The piece of this integration that seems most durable is the MCP layer itself. The protocol has been adopted widely enough that the pattern of “AI agent calls external service through standardized tool interface” is becoming standard infrastructure. HuggingFace exposing their Jobs and Hub APIs through MCP means any agent that supports the protocol can orchestrate ML training workflows.

This composability is genuinely different from closed integrations. The skills server is open source and extensible. You could add tools for custom evaluation frameworks, for private compute clusters, or for experiment tracking systems beyond Trackio. The Codex integration is one instantiation of the pattern; the pattern itself transfers to any agent that speaks MCP.

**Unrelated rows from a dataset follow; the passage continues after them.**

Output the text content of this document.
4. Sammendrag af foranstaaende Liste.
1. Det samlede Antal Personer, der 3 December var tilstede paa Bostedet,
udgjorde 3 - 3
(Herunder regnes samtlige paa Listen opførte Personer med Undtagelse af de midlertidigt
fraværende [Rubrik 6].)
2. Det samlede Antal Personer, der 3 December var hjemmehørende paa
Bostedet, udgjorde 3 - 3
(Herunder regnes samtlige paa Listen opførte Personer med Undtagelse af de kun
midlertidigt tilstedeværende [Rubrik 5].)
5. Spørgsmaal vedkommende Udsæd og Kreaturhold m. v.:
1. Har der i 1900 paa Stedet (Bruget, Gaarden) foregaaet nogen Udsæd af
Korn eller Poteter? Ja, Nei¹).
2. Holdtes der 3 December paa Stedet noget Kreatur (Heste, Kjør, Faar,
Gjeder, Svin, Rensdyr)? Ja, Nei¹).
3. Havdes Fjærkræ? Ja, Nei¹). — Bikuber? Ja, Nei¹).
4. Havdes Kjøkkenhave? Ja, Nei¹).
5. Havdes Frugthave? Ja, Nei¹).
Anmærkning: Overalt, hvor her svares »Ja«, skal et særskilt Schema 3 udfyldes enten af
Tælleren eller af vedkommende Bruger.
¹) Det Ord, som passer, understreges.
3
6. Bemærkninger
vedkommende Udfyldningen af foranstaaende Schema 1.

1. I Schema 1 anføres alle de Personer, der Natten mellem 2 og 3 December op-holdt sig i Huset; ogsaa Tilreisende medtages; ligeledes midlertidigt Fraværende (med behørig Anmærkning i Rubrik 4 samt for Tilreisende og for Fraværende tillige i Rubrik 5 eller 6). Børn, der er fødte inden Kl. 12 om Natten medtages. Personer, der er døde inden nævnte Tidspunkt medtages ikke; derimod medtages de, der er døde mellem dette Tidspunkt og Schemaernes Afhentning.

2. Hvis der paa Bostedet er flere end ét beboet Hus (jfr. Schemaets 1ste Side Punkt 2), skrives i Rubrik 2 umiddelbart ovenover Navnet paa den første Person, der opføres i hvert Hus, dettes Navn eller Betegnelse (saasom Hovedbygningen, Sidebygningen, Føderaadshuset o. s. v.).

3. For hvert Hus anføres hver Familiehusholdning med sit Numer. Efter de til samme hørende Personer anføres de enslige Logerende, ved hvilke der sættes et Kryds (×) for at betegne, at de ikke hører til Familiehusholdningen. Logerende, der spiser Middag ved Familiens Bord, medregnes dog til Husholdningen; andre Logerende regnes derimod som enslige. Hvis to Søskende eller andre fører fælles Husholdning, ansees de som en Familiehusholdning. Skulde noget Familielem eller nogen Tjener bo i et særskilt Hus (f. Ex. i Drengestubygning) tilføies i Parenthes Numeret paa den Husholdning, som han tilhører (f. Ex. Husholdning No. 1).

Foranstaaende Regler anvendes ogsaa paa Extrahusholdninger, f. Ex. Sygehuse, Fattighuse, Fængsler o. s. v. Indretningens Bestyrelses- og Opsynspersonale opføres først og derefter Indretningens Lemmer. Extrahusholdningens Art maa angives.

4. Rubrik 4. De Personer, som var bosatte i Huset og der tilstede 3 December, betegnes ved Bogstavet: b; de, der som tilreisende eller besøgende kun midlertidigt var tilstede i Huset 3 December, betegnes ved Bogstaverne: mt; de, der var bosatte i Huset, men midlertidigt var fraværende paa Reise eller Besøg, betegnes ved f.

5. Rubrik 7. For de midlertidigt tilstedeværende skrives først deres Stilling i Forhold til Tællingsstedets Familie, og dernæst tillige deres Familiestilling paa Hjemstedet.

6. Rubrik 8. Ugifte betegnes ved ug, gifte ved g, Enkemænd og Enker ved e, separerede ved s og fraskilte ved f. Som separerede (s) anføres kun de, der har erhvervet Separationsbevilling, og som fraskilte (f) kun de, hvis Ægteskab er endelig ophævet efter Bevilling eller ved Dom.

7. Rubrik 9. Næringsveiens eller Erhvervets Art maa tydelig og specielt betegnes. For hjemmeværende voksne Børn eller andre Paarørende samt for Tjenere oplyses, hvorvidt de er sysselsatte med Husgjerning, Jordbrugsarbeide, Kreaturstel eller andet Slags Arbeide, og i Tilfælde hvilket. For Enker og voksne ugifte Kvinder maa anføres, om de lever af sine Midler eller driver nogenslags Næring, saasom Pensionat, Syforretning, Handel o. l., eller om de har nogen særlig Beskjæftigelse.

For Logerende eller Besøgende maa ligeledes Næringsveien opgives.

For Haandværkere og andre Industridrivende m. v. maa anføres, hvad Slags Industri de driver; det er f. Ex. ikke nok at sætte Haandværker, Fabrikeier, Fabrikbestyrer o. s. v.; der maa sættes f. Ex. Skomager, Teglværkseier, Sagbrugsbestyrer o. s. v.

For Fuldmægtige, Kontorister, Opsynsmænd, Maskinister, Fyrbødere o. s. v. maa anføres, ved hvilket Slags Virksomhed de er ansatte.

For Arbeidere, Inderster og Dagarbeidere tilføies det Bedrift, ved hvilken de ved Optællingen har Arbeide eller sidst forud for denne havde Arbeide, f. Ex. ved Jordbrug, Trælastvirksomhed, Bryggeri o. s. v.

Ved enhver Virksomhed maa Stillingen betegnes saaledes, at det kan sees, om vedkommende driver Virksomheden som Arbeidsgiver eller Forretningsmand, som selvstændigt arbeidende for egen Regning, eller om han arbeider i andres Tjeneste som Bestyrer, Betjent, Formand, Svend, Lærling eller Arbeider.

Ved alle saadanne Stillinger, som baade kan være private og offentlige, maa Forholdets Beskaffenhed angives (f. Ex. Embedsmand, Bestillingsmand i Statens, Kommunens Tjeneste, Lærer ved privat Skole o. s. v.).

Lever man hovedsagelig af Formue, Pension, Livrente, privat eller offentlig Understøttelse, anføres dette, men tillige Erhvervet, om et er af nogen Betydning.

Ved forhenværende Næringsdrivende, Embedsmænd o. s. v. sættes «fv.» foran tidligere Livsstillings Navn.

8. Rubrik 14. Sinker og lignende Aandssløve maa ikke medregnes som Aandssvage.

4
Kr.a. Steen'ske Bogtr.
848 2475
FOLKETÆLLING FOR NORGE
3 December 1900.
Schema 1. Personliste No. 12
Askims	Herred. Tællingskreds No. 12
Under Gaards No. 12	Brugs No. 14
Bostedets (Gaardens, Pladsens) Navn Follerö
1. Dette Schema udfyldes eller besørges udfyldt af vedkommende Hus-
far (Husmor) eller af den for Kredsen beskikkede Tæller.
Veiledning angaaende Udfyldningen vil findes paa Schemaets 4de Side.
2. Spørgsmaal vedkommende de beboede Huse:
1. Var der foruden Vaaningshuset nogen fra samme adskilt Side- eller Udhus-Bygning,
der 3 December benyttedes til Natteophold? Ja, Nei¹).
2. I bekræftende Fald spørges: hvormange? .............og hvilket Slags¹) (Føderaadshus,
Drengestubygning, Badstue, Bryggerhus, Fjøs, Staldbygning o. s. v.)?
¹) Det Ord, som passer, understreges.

For the open source ML community, the more significant shift here may be that training infrastructure is becoming a set of tool-callable APIs rather than scripts requiring local setup, CUDA configuration, and environment management. Whether that shift lands well depends on how the underlying compute costs and reliability evolve, but the direction is clear: the ML training pipeline is becoming something an agent can drive, not just a human with a terminal.

The December 2025 announcement was a demonstration of that end-to-end connection working. Small experiments are often where the durable tools start, and a $2 fine-tune that runs without manual intervention is small in the best sense.